International students are a cash cow for the Netherlands

There are smarter solutions than abolishing English-language programmes to curb the influx of international students. Offer them a better starting position in the labour market in the Netherlands and more access to Dutch society by making knowledge of the Dutch language and culture mandatory. They are a cash cow for the Netherlands because we desperately need them in an ageing labour market with a world-class economy.

hands shuffeling a pile of coins

In the tumult of the ever-increasing inflow of asylum migrants in the Netherlands as well as Europe, it is easy to lose sight of the long term. Europe is an ageing society, and the resulting rising economic grey pressure of older people is a long-term fact. We, therefore, need immigrants, and the more educated they are, the better. An ideal target group for the Netherlands are the knowledge workers who enter the country through a knowledge migrant scheme: immediately employable and highly productive. They fill the large gaps in the Dutch labour market for personnel in the world's top companies with the most high-end technologies, such as ASML and the start-ups, companies and knowledge institutes on the Brightland Chemelot Campus.

Another attractive target group are highly skilled student migrants. The non-EU migrants (from so-called third countries) also pay full tuition fees without any subsidy from the Dutch government. If we do the maths for the Netherlands: in a cost-benefit calculation, they are a cash cow. For instance, a non-EU student of academic education brings in almost €100,000 on balance over the life cycle, which is much more than an EU student (around €17,000). Five years after graduation, there are still about 15,000 non-EU students in the Netherlands (HBO and WO), which is a stay ratio of 38% (EU students 19%). In total, the annual intake of all foreign students in higher education ultimately earns the Netherlands almost 2 billion euros (source: CBS, CPB, Nuffic).

That the notion of a cash cow for large numbers of student migrants does not necessarily apply here (no ‘massa is kassa’/'mass is cash') is because there are several concerns about the large number of international students in academic education, which doubled to around 85,000 at Dutch universities over the past six years. These concerns relate to the quality of Dutch education, the preservation of the Dutch language at universities, the Dutch language skills of Dutch students, the English language skills of professors, the crowding-out of Dutch students in English-language programmes, and also the accommodation of foreign students.

In fact, many Dutch higher education institutions have started copying the successful Maastricht model. That should not have been the intention. In response to the Veerman Committee's report (‘de Commissie Toekomstbestendig Hoger Onderwijsstelsel’ / ‘the Committee on the Futureproof Higher Education System’) in 2011, it was decided at the time that universities and colleges of higher education should become unique and students should be able to choose from more flavours. In short, each institution in higher education should profile itself in its own way. For Maastricht University, creating new English-language bachelor and master programmes was very obvious because of its border location in a shrinking region, but not at all for many other institutions. As a result, the Maastricht University (the 'European University of the Netherlands') and its region have far fewer concerns about the large influx of foreign students being raised elsewhere.

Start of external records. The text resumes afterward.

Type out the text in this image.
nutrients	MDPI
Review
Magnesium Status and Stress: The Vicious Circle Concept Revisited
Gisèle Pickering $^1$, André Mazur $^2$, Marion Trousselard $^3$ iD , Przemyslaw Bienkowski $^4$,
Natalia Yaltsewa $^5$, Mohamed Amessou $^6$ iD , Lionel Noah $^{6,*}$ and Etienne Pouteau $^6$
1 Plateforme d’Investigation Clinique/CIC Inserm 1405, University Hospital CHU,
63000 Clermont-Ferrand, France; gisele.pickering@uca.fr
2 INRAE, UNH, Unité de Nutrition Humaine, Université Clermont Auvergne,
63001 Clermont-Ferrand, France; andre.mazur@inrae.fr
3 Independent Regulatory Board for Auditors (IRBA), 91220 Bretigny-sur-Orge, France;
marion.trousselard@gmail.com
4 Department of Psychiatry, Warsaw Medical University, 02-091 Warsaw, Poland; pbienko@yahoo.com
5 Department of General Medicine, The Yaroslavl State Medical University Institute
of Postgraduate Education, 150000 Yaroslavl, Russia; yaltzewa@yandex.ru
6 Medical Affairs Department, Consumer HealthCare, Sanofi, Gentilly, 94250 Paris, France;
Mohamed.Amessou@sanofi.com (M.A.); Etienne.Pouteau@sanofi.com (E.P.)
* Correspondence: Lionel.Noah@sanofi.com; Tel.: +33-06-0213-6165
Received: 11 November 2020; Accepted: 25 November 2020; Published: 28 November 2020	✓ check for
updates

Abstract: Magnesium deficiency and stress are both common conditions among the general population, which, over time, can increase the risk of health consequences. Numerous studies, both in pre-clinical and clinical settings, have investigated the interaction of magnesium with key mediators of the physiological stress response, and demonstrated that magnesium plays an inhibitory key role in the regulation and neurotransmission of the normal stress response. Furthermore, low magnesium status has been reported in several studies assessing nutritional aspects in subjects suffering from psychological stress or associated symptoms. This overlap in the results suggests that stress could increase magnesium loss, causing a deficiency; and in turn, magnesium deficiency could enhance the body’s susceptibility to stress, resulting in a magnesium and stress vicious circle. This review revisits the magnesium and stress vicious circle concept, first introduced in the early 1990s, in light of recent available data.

Measures to abolish English-language programmes are blunt and disastrous for the Dutch economy. They kill the cash cow that actually represents the need for highly skilled foreign workers. It is much smarter to introduce mandatory Dutch classes or language skills training in curricula or to require a minimum level of knowledge of the Dutch language and culture. This could even be useful for the STEM programmes (Science, Technology, Engineering and Mathematics) educations that show the highest stay and employment rates of graduates. It will curb the influx of foreign students who are really not interested in a job in the Netherlands. Those who are interested in doing so will then have more access to Dutch society and a better starting position in the labour market in the Netherlands. As many as 36% of international students indicated that the lack of Dutch language skills had a negative impact on their chances of staying. We desperately need these young foreign graduates in a society that is ageing and wants to remain among the world's best in terms of economy.